Sci. Aging Knowl. Environ., 3 October 2001
Biological Mechanisms Underlying the Aging Process: The Ideas and Techniques of Genetics Are Being Used to Obtain New Insight into the Problems of Aging
Howard J. Curtishttp://sageke.sciencemag.org/cgi/content/abstract/sageke;2001/1/cp1
Abstract: In this article the several theories put forward to explain the biological mechanisms underlying the aging process are examined. The only ones which attack the problem from the point of view of basic biological mechanisms are the wear-and-tear theory and the somatic mutation theory. The finding that radiation accelerates the aging process is a potent tool for attacking the problem experimentally. Experiments with mice specifically designed to verify the wear-and-tear theory showed conclusively that stress per se does not contribute to aging, and no experimental evidence could be found to support the theory.

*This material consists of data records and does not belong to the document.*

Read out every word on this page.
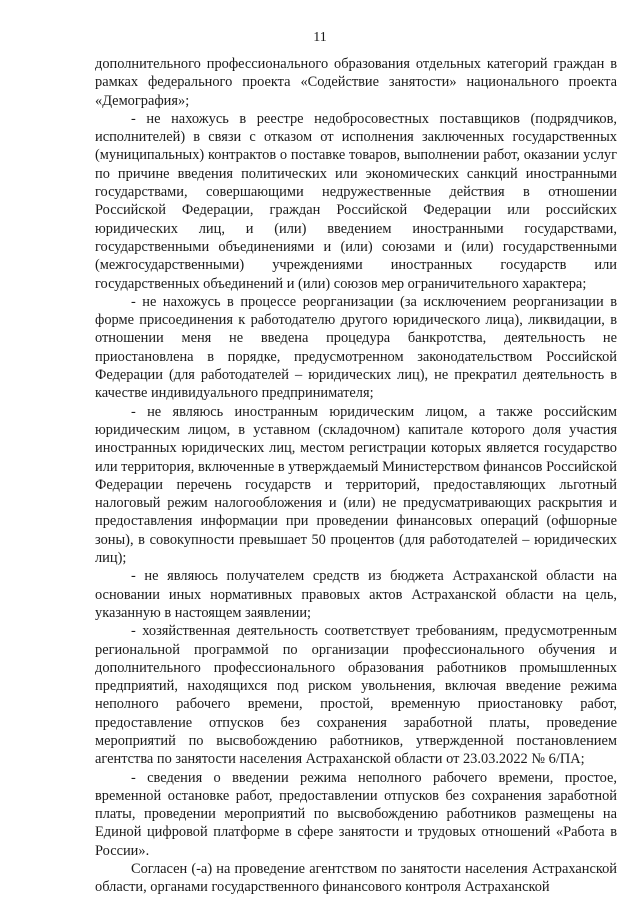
11

дополнительного профессионального образования отдельных категорий граждан в рамках федерального проекта «Содействие занятости» национального проекта «Демография»;

- не нахожусь в реестре недобросовестных поставщиков (подрядчиков, исполнителей) в связи с отказом от исполнения заключенных государственных (муниципальных) контрактов о поставке товаров, выполнении работ, оказании услуг по причине введения политических или экономических санкций иностранными государствами, совершающими недружественные действия в отношении Российской Федерации, граждан Российской Федерации или российских юридических лиц, и (или) введением иностранными государствами, государственными объединениями и (или) союзами и (или) государственными (межгосударственными) учреждениями иностранных государств или государственных объединений и (или) союзов мер ограничительного характера;

- не нахожусь в процессе реорганизации (за исключением реорганизации в форме присоединения к работодателю другого юридического лица), ликвидации, в отношении меня не введена процедура банкротства, деятельность не приостановлена в порядке, предусмотренном законодательством Российской Федерации (для работодателей – юридических лиц), не прекратил деятельность в качестве индивидуального предпринимателя;

- не являюсь иностранным юридическим лицом, а также российским юридическим лицом, в уставном (складочном) капитале которого доля участия иностранных юридических лиц, местом регистрации которых является государство или территория, включенные в утверждаемый Министерством финансов Российской Федерации перечень государств и территорий, предоставляющих льготный налоговый режим налогообложения и (или) не предусматривающих раскрытия и предоставления информации при проведении финансовых операций (офшорные зоны), в совокупности превышает 50 процентов (для работодателей – юридических лиц);

- не являюсь получателем средств из бюджета Астраханской области на основании иных нормативных правовых актов Астраханской области на цель, указанную в настоящем заявлении;

- хозяйственная деятельность соответствует требованиям, предусмотренным региональной программой по организации профессионального обучения и дополнительного профессионального образования работников промышленных предприятий, находящихся под риском увольнения, включая введение режима неполного рабочего времени, простой, временную приостановку работ, предоставление отпусков без сохранения заработной платы, проведение мероприятий по высвобождению работников, утвержденной постановлением агентства по занятости населения Астраханской области от 23.03.2022 № 6/ПА;

- сведения о введении режима неполного рабочего времени, простое, временной остановке работ, предоставлении отпусков без сохранения заработной платы, проведении мероприятий по высвобождению работников размещены на Единой цифровой платформе в сфере занятости и трудовых отношений «Работа в России».

Согласен (-а) на проведение агентством по занятости населения Астраханской области, органами государственного финансового контроля Астраханской
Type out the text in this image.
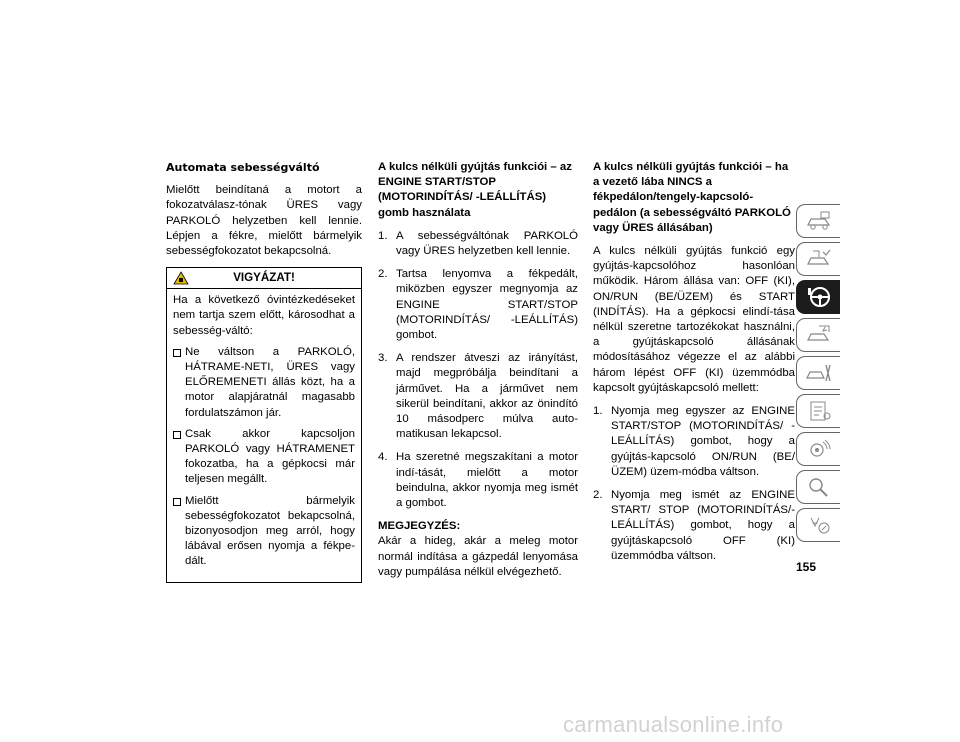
Automata sebességváltó

Mielőtt beindítaná a motort a fokozatválasz-tónak ÜRES vagy PARKOLÓ helyzetben kell lennie. Lépjen a fékre, mielőtt bármelyik sebességfokozatot bekapcsolná.

VIGYÁZAT!

Ha a következő óvintézkedéseket nem tartja szem előtt, károsodhat a sebesség-váltó:

Ne váltson a PARKOLÓ, HÁTRAME-NETI, ÜRES vagy ELŐREMENETI állás közt, ha a motor alapjáratnál magasabb fordulatszámon jár.
Csak akkor kapcsoljon PARKOLÓ vagy HÁTRAMENET fokozatba, ha a gépkocsi már teljesen megállt.
Mielőtt bármelyik sebességfokozatot bekapcsolná, bizonyosodjon meg arról, hogy lábával erősen nyomja a fékpe-dált.
A kulcs nélküli gyújtás funkciói – az ENGINE START/STOP (MOTORINDÍTÁS/ -LEÁLLÍTÁS) gomb használata
1. A sebességváltónak PARKOLÓ vagy ÜRES helyzetben kell lennie.
2. Tartsa lenyomva a fékpedált, miközben egyszer megnyomja az ENGINE START/STOP (MOTORINDÍTÁS/ -LEÁLLÍTÁS) gombot.
3. A rendszer átveszi az irányítást, majd megpróbálja beindítani a járművet. Ha a járművet nem sikerül beindítani, akkor az önindító 10 másodperc múlva auto-matikusan lekapcsol.
4. Ha szeretné megszakítani a motor indí-tását, mielőtt a motor beindulna, akkor nyomja meg ismét a gombot.
MEGJEGYZÉS:

Akár a hideg, akár a meleg motor normál indítása a gázpedál lenyomása vagy pumpálása nélkül elvégezhető.

A kulcs nélküli gyújtás funkciói – ha a vezető lába NINCS a fékpedálon/tengely-kapcsoló-pedálon (a sebességváltó PARKOLÓ vagy ÜRES állásában)

A kulcs nélküli gyújtás funkció egy gyújtás-kapcsolóhoz hasonlóan működik. Három állása van: OFF (KI), ON/RUN (BE/ÜZEM) és START (INDÍTÁS). Ha a gépkocsi elindí-tása nélkül szeretne tartozékokat használni, a gyújtáskapcsoló állásának módosításához végezze el az alábbi három lépést OFF (KI) üzemmódba kapcsolt gyújtáskapcsoló mellett:

1. Nyomja meg egyszer az ENGINE START/STOP (MOTORINDÍTÁS/ -LEÁLLÍTÁS) gombot, hogy a gyújtás-kapcsoló ON/RUN (BE/ÜZEM) üzem-módba váltson.
2. Nyomja meg ismét az ENGINE START/ STOP (MOTORINDÍTÁS/-LEÁLLÍTÁS) gombot, hogy a gyújtáskapcsoló OFF (KI) üzemmódba váltson.
155
carmanualsonline.info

On the other hand, a great deal of evidence now available indicates that mutations in somatic cells play a dominant role in aging. It is further shown that the organs having cells which frequently undergo cell division take part in the aging process very little, if at all. Organs having cells which seldom, if ever, divide have no opportunity to throw off either spontaneous or induced mutations, and it is these organs which are responsible for the aging of the animal. Spontaneous mutations build up at a rapid rate in these organs. A cell may continue to function normally long after it has suffered a deleterious mutation, and this accounts for much of the delay in the expression of radiation damage. It is suggested that the mutation rates for somatic cells are very much higher than the rates for gametic cells, and that this circumstance insures the death of the individual and the survival of the species.